5.    Sex and the City 2
“I knew there’d be trouble when I saw the camels” I wrote in my original review of this contrived dreck, dripping with lavishness approaching obscene and intelligence approaching flatline.  And I’m a fan of the series – but sand-filled stilettos, nanny woes, and a menopause-crazed Samantha on the lam in the streets of Abu-Dhabi are light years away from the savvy quartet I used to know.


Disappointments:

Tron: Legacy
The 1982 original was just that – original.  This visually magnificent CGI-fest is just so-so, relying on predictable outcomes that produce a semi-invested shrug at the end.  The Grid deserves better.

Iron Man 2
When the villain (a very menacing yet intriguing Mickey Rourke) outshines the hero in every scene, it’s time for Iron Man to retool himself to equal or better the madman, not stand in his shadow.

Wall Street 2
Not enough Michael Douglas, and too much silly boyfriend/girlfriend melodrama interspersed with bubble allegories.  Investment jargon is flung around like confetti and makes about as much sense.  Charlie Sheen’s brief cameo only serves to remind us what’s missing this time around.  Oliver Stone, what happened?

Hereafter
After a promising start, the film takes much too long to set up circumstances that go nowhere and includes waste-of-time scenes (a Matt Damon/Bryce Dallas Howard food-tasting, for instance).  A trite, sappy ending, too.  Clint Eastwood, what happened?

Skyline
Only the trailer looks great.  Slogging through the inane dialogue with less-than-astute characters dilutes any sort of tension, replacing it with impatience and unintentional disaster-apathy.  Even the slimy brain-suckers parked above the skyscrapers don’t have much to work with here.

Clash of the Titans
A great-looking yawn.

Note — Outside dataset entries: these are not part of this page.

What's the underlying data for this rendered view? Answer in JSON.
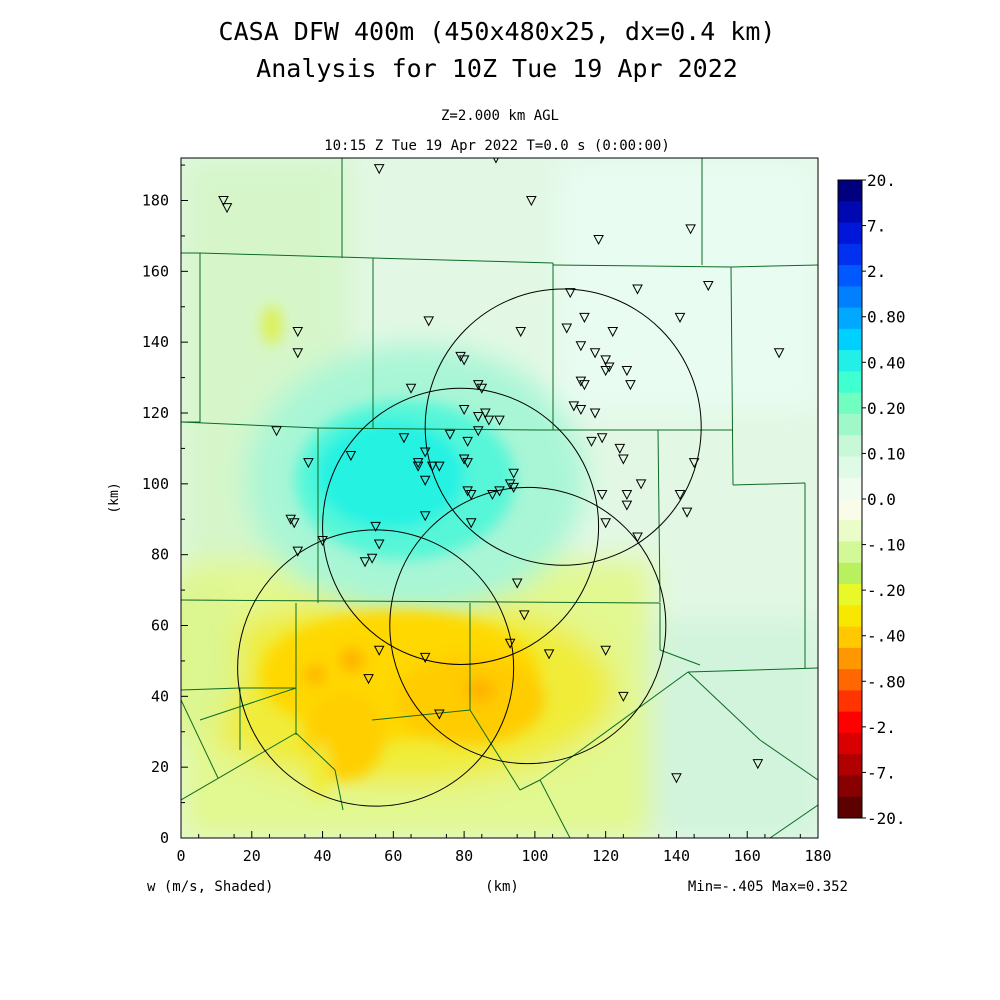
{
  "header": {
    "title_line1": "CASA DFW 400m (450x480x25, dx=0.4 km)",
    "title_line2": "Analysis for 10Z Tue 19 Apr 2022",
    "level": "Z=2.000 km AGL",
    "time": "10:15 Z Tue 19 Apr 2022   T=0.0 s (0:00:00)"
  },
  "footer": {
    "field_label": "w (m/s, Shaded)",
    "x_unit": "(km)",
    "minmax": "Min=-.405 Max=0.352"
  },
  "chart_data": {
    "type": "heatmap",
    "title": "CASA DFW 400m (450x480x25, dx=0.4 km)",
    "subtitle": "Analysis for 10Z Tue 19 Apr 2022",
    "xlabel": "(km)",
    "ylabel": "(km)",
    "field": "w (m/s, Shaded)",
    "xlim": [
      0,
      180
    ],
    "ylim": [
      0,
      192
    ],
    "x_ticks": [
      0,
      20,
      40,
      60,
      80,
      100,
      120,
      140,
      160,
      180
    ],
    "y_ticks": [
      0,
      20,
      40,
      60,
      80,
      100,
      120,
      140,
      160,
      180
    ],
    "min": -0.405,
    "max": 0.352,
    "colorbar": {
      "labels": [
        "20.",
        "7.",
        "2.",
        "0.80",
        "0.40",
        "0.20",
        "0.10",
        "0.0",
        "-.10",
        "-.20",
        "-.40",
        "-.80",
        "-2.",
        "-7.",
        "-20."
      ],
      "colors": [
        "#00007f",
        "#0008b2",
        "#0016d8",
        "#0030f0",
        "#0058ff",
        "#0080ff",
        "#00a8ff",
        "#00d0ff",
        "#22f0e8",
        "#40ffd0",
        "#70ffc0",
        "#a0f8c8",
        "#c8f8d8",
        "#e0fae8",
        "#f0fcf0",
        "#f8fce8",
        "#eafcc8",
        "#d2f898",
        "#b8f060",
        "#e8f828",
        "#f8e800",
        "#ffc800",
        "#ff9800",
        "#ff6800",
        "#ff3400",
        "#ff0000",
        "#d80000",
        "#b00000",
        "#880000",
        "#5c0000"
      ]
    },
    "radar_ranges": [
      {
        "cx": 108,
        "cy": 116,
        "r": 39
      },
      {
        "cx": 79,
        "cy": 88,
        "r": 39
      },
      {
        "cx": 98,
        "cy": 60,
        "r": 39
      },
      {
        "cx": 55,
        "cy": 48,
        "r": 39
      }
    ],
    "stations": [
      [
        12,
        180
      ],
      [
        13,
        178
      ],
      [
        56,
        189
      ],
      [
        89,
        192
      ],
      [
        99,
        180
      ],
      [
        118,
        169
      ],
      [
        144,
        172
      ],
      [
        149,
        156
      ],
      [
        129,
        155
      ],
      [
        110,
        154
      ],
      [
        141,
        147
      ],
      [
        169,
        137
      ],
      [
        33,
        143
      ],
      [
        33,
        137
      ],
      [
        70,
        146
      ],
      [
        96,
        143
      ],
      [
        109,
        144
      ],
      [
        114,
        147
      ],
      [
        122,
        143
      ],
      [
        79,
        136
      ],
      [
        80,
        135
      ],
      [
        113,
        139
      ],
      [
        117,
        137
      ],
      [
        120,
        135
      ],
      [
        121,
        133
      ],
      [
        120,
        132
      ],
      [
        126,
        132
      ],
      [
        127,
        128
      ],
      [
        65,
        127
      ],
      [
        84,
        128
      ],
      [
        85,
        127
      ],
      [
        113,
        129
      ],
      [
        114,
        128
      ],
      [
        27,
        115
      ],
      [
        80,
        121
      ],
      [
        84,
        119
      ],
      [
        86,
        120
      ],
      [
        87,
        118
      ],
      [
        90,
        118
      ],
      [
        111,
        122
      ],
      [
        113,
        121
      ],
      [
        117,
        120
      ],
      [
        63,
        113
      ],
      [
        76,
        114
      ],
      [
        81,
        112
      ],
      [
        84,
        115
      ],
      [
        116,
        112
      ],
      [
        119,
        113
      ],
      [
        124,
        110
      ],
      [
        36,
        106
      ],
      [
        48,
        108
      ],
      [
        67,
        106
      ],
      [
        67,
        105
      ],
      [
        69,
        109
      ],
      [
        71,
        105
      ],
      [
        73,
        105
      ],
      [
        80,
        107
      ],
      [
        81,
        106
      ],
      [
        125,
        107
      ],
      [
        145,
        106
      ],
      [
        69,
        101
      ],
      [
        94,
        103
      ],
      [
        93,
        100
      ],
      [
        94,
        99
      ],
      [
        141,
        97
      ],
      [
        81,
        98
      ],
      [
        82,
        97
      ],
      [
        88,
        97
      ],
      [
        90,
        98
      ],
      [
        119,
        97
      ],
      [
        126,
        97
      ],
      [
        130,
        100
      ],
      [
        31,
        90
      ],
      [
        32,
        89
      ],
      [
        69,
        91
      ],
      [
        82,
        89
      ],
      [
        120,
        89
      ],
      [
        126,
        94
      ],
      [
        143,
        92
      ],
      [
        55,
        88
      ],
      [
        56,
        83
      ],
      [
        129,
        85
      ],
      [
        40,
        84
      ],
      [
        33,
        81
      ],
      [
        52,
        78
      ],
      [
        54,
        79
      ],
      [
        95,
        72
      ],
      [
        97,
        63
      ],
      [
        56,
        53
      ],
      [
        93,
        55
      ],
      [
        69,
        51
      ],
      [
        104,
        52
      ],
      [
        120,
        53
      ],
      [
        53,
        45
      ],
      [
        125,
        40
      ],
      [
        73,
        35
      ],
      [
        140,
        17
      ],
      [
        163,
        21
      ]
    ]
  }
}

Talky and self-important, COTT misses the “Epic” turnpike on the film freeway, losing its way and ending up in the ever-increasing pile-up of lackluster remakes –accidentally igniting nostalgia for its predecessor instead.  Save us, Harry Hamlin!

Robin Hood
A better title would have been Robin Hood: Before You Cared.  The slow-moving production ends where most Robin Hood stories begin – and that’s just when it starts to get good.  Everything that comes before tries to explain the evolution of the legendary outlaw; trouble is, he just wasn’t that interesting before getting his posse together and pissing off the sheriff of Nottingham.


Bad films; they’ll never go away, and deep down, we don’t really want them to.  Gross, unintentionally funny (or boring), insensitive, or dimwitted, the bad film will endure and sometimes even prevail.  The best we can ever do is to try to have some fun with them along the way.  Drinking games, anyone?